Senate Armed Services Members Are Leery of Trump’s NSC Revamp

Sens. John McCain (R-Ariz.) and Lindsey Graham (R-S.C.). (Rob Kunzig/Morning Consult)

Members of the Senate Armed Services Committee are raising questions about President Donald Trump’s overhaul of the National Security Council, particularly the elevation of White House political adviser Steve Bannon to a permanent seat on the president’s chief foreign policy forum.

Critics say the inclusion of a political operative on the NSC is a notable break from precedent. Bannon is the former executive chair of Breitbart News.

Several senators on the committee told Morning Consult they will scrutinize the NSC’s actions in the coming months to see whether Bannon’s influence — and the occasional absence of the chairman of the joint chiefs and the director of national intelligence — negatively impacts the body’s decision-making.

Sen. Mike Rounds (R-S.D.), a member of the Armed Services Committee, said in a Tuesday interview with Morning Consult that the NSC revamp “most certainly raised our eyebrows.”

The Senate committee sets policy for the country’s armed services, recommends funding levels and carries considerable weight about the makeup of the military.

Sen. Lindsey Graham (R-S.C.), another committee member and a hawkish voice on national security issues, told Morning Consult on Thursday that Bannon’s inclusion on the council is “on its face problematic.”
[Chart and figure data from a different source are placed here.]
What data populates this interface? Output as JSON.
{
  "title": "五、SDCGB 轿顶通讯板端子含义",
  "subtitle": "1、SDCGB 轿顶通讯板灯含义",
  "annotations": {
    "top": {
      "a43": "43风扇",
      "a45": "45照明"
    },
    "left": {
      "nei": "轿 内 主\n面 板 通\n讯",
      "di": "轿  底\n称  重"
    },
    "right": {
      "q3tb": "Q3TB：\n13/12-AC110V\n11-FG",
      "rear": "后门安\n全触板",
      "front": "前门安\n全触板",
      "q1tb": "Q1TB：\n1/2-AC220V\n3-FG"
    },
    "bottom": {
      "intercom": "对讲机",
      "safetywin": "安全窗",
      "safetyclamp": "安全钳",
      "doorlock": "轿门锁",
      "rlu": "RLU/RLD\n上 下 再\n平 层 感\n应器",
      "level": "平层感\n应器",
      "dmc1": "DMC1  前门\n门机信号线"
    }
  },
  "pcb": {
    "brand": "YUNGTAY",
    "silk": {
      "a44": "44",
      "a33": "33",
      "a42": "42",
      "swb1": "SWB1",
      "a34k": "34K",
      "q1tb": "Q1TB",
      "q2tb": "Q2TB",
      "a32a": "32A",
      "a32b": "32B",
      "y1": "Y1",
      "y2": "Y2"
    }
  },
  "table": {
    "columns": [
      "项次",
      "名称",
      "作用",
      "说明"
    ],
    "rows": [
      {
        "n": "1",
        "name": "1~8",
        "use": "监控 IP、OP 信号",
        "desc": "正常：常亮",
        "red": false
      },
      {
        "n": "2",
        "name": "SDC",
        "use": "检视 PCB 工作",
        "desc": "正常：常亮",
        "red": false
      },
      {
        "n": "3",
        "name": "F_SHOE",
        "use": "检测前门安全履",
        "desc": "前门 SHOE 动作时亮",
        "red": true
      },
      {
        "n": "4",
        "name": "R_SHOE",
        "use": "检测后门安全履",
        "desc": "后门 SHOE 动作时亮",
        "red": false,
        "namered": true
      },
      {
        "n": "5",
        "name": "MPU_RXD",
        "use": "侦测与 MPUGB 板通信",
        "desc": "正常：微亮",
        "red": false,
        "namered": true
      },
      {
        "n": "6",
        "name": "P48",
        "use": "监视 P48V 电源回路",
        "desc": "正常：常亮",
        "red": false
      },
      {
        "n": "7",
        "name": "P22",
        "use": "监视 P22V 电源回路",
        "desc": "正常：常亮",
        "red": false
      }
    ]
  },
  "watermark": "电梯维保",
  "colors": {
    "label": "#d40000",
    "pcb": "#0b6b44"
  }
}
Committee Chairman John McCain (R-Ariz.) told reporters on Tuesday that he “obviously” objects to Bannon’s inclusion on the NSC.
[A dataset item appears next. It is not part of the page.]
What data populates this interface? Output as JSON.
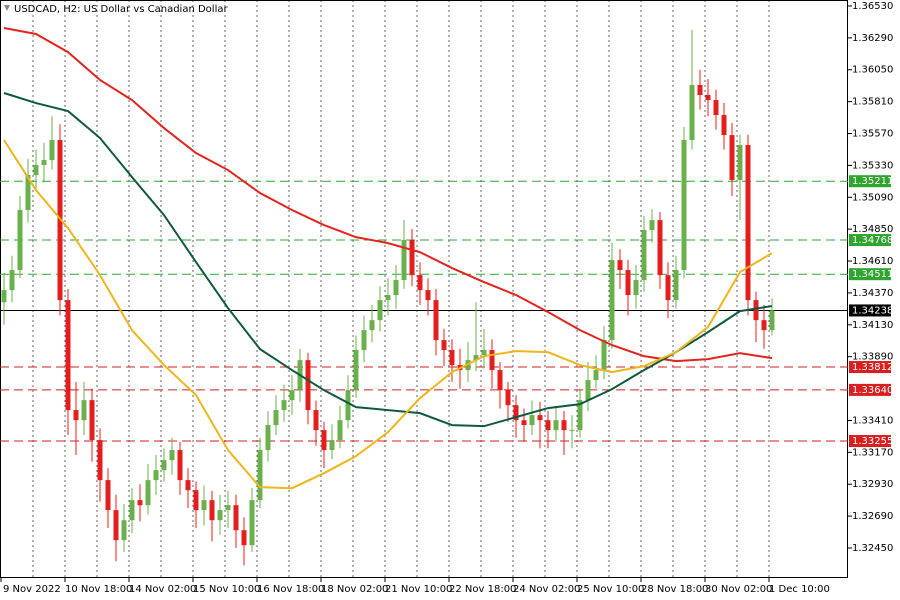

On Saturday, the Trump administration released a memorandum identifying the administration officials who will participate in every NSC meeting. The memo gives Bannon a permanent seat on the council.

Trump also broke with the Obama administration’s policy of including the joint chiefs chairman and the director of national intelligence in every NSC meeting. Instead, those two officials are directed to attend on a case-by-case basis.
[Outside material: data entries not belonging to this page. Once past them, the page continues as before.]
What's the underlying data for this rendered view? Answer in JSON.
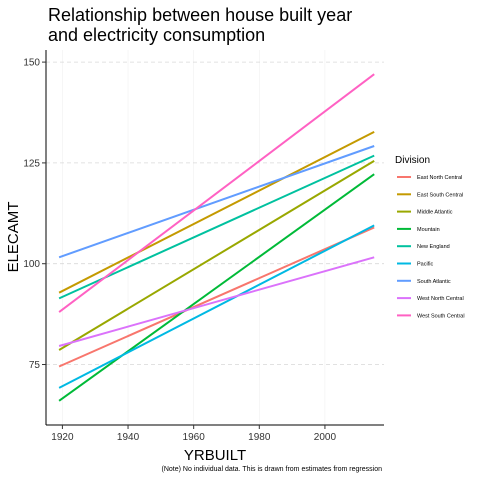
{
  "chart_data": {
    "type": "line",
    "title": "Relationship between house built year and electricity consumption",
    "title_lines": [
      "Relationship between house built year",
      "and electricity consumption"
    ],
    "xlabel": "YRBUILT",
    "ylabel": "ELECAMT",
    "caption": "(Note) No individual data. This is drawn from estimates from regression",
    "xlim": [
      1915,
      2018
    ],
    "ylim": [
      60,
      153
    ],
    "xticks": [
      1920,
      1940,
      1960,
      1980,
      2000
    ],
    "yticks": [
      75,
      100,
      125,
      150
    ],
    "grid": "horizontal-dashed",
    "legend_title": "Division",
    "legend_position": "right",
    "series": [
      {
        "name": "East North Central",
        "color": "#F8766D",
        "x": [
          1919,
          2015
        ],
        "y": [
          74.5,
          109.0
        ]
      },
      {
        "name": "East South Central",
        "color": "#C49A00",
        "x": [
          1919,
          2015
        ],
        "y": [
          92.8,
          132.7
        ]
      },
      {
        "name": "Middle Atlantic",
        "color": "#99A800",
        "x": [
          1919,
          2015
        ],
        "y": [
          78.6,
          125.5
        ]
      },
      {
        "name": "Mountain",
        "color": "#00BA38",
        "x": [
          1919,
          2015
        ],
        "y": [
          66.0,
          122.2
        ]
      },
      {
        "name": "New England",
        "color": "#00C19F",
        "x": [
          1919,
          2015
        ],
        "y": [
          91.4,
          126.8
        ]
      },
      {
        "name": "Pacific",
        "color": "#00B9E3",
        "x": [
          1919,
          2015
        ],
        "y": [
          69.2,
          109.5
        ]
      },
      {
        "name": "South Atlantic",
        "color": "#619CFF",
        "x": [
          1919,
          2015
        ],
        "y": [
          101.6,
          129.2
        ]
      },
      {
        "name": "West North Central",
        "color": "#DB72FB",
        "x": [
          1919,
          2015
        ],
        "y": [
          79.6,
          101.6
        ]
      },
      {
        "name": "West South Central",
        "color": "#FF61C3",
        "x": [
          1919,
          2015
        ],
        "y": [
          88.0,
          147.0
        ]
      }
    ]
  }
}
Rounds said the addition of Bannon is a clear change in policy from past administrations.

“Is it something that’s different? Is it something that makes us wonder — me wonder — why? That’s fair,” he said. “We’ll follow it, and we’ll be noticing whether or not it changes the way the National Security Council reacts.”

“My main problem is apparently demoting others,” Graham said, referring to the occasional attendance of the joint chiefs chairman and director of national intelligence. “I don’t know if they’ve fixed that or not.”

Committee Democrats worry that politics will worm into critical national security decisions. Ranking member Sen. Jack Reed (D-R.I.) told Morning Consult on Wednesday that he disagrees with the revamp. “It takes out military expertise and adds to the political dynamic,” he said.

Sen. Richard Blumenthal (Conn.), told Morning Consult on Thursday that he had “very strong and deep concerns about this arrangement, from a policy standpoint as well as a legal one.”

When asked whether the Armed Services Committee would keep tabs on the outcome of the NSC revamp, Blumenthal echoed Rounds. “We’ll definitely be watching,” he said.

— Eli Yokley contributed to this story.

 

Correction: A previous version of this story misattributed some of the Armed Services Committee’s responsibilities.